The Gladiator’s longer wheelbase and frame allow Jeep to position the center of cargo bed aft of the rear axle in order to optimize weight distribution and improve the ride quality. A full-size spare is mounted under the bed, and the Gladiator can accommodate up to a 35-inch spare tire.

In addition to its towing and hauling capabilities, the Gladiator boasts 11.1 inches of ground clearance, an approach angle of 43.6 degrees, a breakover angle of 20.3 degrees, and a departure angle of 26 degrees.
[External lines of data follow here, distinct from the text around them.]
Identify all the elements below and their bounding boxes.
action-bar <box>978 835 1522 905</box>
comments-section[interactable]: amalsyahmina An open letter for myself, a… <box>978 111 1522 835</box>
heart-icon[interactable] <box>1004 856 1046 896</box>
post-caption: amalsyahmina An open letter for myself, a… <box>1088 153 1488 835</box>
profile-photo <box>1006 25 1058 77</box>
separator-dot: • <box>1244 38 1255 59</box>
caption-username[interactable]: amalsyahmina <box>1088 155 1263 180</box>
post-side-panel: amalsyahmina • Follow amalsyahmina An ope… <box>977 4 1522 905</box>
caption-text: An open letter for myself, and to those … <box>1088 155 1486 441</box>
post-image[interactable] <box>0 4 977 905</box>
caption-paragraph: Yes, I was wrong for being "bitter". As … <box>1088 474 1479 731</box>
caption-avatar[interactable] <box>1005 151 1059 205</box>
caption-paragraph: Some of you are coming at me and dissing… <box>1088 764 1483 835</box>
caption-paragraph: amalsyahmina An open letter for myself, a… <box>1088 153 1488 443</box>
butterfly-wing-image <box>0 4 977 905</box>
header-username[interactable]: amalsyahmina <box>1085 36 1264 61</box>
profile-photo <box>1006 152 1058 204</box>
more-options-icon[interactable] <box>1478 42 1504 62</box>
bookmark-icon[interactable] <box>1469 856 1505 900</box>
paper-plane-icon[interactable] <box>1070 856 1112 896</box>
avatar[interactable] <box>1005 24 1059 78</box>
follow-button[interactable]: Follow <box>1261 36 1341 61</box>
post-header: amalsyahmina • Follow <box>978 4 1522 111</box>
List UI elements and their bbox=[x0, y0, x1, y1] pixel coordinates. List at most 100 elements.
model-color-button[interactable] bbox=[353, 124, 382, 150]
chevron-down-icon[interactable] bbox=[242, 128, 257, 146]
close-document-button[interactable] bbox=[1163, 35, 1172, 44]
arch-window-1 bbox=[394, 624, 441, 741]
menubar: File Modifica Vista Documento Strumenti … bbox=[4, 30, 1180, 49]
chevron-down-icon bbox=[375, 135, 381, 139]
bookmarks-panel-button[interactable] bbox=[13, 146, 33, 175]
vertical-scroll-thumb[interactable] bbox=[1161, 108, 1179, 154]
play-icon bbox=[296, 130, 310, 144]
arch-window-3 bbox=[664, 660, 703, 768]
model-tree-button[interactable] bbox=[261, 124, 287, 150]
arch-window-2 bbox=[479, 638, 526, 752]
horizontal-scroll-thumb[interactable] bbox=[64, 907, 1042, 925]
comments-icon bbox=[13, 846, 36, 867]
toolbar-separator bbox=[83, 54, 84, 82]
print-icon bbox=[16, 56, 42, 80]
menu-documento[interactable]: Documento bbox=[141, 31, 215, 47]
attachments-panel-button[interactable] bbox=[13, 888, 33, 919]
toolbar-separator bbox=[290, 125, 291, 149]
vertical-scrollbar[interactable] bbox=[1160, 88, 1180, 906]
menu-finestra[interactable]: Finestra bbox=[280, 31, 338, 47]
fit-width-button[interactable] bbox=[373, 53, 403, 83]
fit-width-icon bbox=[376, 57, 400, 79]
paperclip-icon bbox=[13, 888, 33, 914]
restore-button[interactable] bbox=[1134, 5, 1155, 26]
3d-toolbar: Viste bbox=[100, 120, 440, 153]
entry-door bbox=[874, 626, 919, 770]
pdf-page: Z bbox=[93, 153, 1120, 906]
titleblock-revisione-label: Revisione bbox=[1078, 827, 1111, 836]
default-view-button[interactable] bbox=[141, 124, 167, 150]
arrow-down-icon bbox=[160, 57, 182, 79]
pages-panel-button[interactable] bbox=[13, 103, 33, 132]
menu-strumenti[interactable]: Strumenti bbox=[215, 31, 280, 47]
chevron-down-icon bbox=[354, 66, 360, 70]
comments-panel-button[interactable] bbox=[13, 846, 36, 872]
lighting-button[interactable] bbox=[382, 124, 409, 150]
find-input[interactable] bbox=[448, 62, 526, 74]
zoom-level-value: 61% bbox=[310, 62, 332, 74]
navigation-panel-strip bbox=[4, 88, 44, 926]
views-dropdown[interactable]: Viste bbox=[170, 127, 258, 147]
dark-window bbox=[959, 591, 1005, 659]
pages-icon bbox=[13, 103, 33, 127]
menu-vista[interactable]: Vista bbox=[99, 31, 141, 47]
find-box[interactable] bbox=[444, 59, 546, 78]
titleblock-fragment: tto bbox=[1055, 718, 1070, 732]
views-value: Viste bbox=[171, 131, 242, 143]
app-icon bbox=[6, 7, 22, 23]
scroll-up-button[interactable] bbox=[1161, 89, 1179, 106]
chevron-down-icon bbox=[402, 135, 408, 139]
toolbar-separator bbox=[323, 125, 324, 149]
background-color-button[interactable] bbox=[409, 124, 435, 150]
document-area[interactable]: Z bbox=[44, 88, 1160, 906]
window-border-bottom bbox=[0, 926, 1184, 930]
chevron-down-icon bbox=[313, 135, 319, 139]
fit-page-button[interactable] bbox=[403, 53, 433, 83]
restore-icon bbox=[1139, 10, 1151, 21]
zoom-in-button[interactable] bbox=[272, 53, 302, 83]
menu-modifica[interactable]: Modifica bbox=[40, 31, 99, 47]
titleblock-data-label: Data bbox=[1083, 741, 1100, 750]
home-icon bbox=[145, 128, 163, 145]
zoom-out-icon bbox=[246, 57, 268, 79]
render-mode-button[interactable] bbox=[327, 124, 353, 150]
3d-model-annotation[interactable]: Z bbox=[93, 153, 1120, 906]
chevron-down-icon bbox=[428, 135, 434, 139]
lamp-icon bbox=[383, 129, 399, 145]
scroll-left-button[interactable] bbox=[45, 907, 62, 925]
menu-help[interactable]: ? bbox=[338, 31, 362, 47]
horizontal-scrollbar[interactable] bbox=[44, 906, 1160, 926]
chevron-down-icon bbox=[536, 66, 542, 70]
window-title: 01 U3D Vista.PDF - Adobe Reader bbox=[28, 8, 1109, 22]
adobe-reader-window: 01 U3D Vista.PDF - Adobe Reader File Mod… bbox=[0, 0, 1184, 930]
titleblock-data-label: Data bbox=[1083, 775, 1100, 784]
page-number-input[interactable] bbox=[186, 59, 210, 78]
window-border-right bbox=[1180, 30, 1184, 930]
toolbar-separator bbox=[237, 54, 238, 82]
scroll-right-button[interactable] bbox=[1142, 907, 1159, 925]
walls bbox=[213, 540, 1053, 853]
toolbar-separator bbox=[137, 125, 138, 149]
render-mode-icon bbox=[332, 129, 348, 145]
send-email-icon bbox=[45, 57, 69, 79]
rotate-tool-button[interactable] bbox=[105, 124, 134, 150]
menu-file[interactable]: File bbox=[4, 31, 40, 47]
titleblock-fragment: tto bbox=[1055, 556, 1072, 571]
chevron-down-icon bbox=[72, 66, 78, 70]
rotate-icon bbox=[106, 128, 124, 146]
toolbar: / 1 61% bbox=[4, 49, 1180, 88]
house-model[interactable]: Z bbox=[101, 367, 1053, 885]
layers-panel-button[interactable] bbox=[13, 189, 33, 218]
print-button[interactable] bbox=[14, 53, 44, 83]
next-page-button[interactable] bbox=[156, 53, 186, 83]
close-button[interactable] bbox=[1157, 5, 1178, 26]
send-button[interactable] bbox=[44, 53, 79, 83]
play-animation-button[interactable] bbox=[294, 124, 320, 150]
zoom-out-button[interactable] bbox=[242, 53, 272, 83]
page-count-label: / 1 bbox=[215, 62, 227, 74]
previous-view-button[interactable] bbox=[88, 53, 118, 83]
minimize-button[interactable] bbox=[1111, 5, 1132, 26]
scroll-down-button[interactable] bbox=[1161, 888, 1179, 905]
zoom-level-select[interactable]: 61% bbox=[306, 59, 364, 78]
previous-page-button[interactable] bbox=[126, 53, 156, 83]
Water fording depth is 30 inches.


Adaptive cruise control is available for the new Gladiator, but not forward collision warning with automatic emergency braking. There is, however, a reversing camera and an available forward-facing off-road camera that helps to improve visibility in tricky situations. Buyers can also upgrade to a blind spot monitoring system with rear cross-traffic alert.


In Sport trim, the Gladiator has a Uconnect Bluetooth radio with a 5-inch display. Infotainment systems with either a 7-inch or an 8.4-inch touchscreen display are available, equipping the truck with Apple CarPlay, Android Auto, SiriusXM satellite radio, and more.

Jeep equips the Gladiator with a total of five USB ports, and navigation is available, as is a portable wireless speaker located in a docking station behind the rear seat. An Off-Road Pages section of the infotainment system communicates key data to the driver while tackling tough terrain.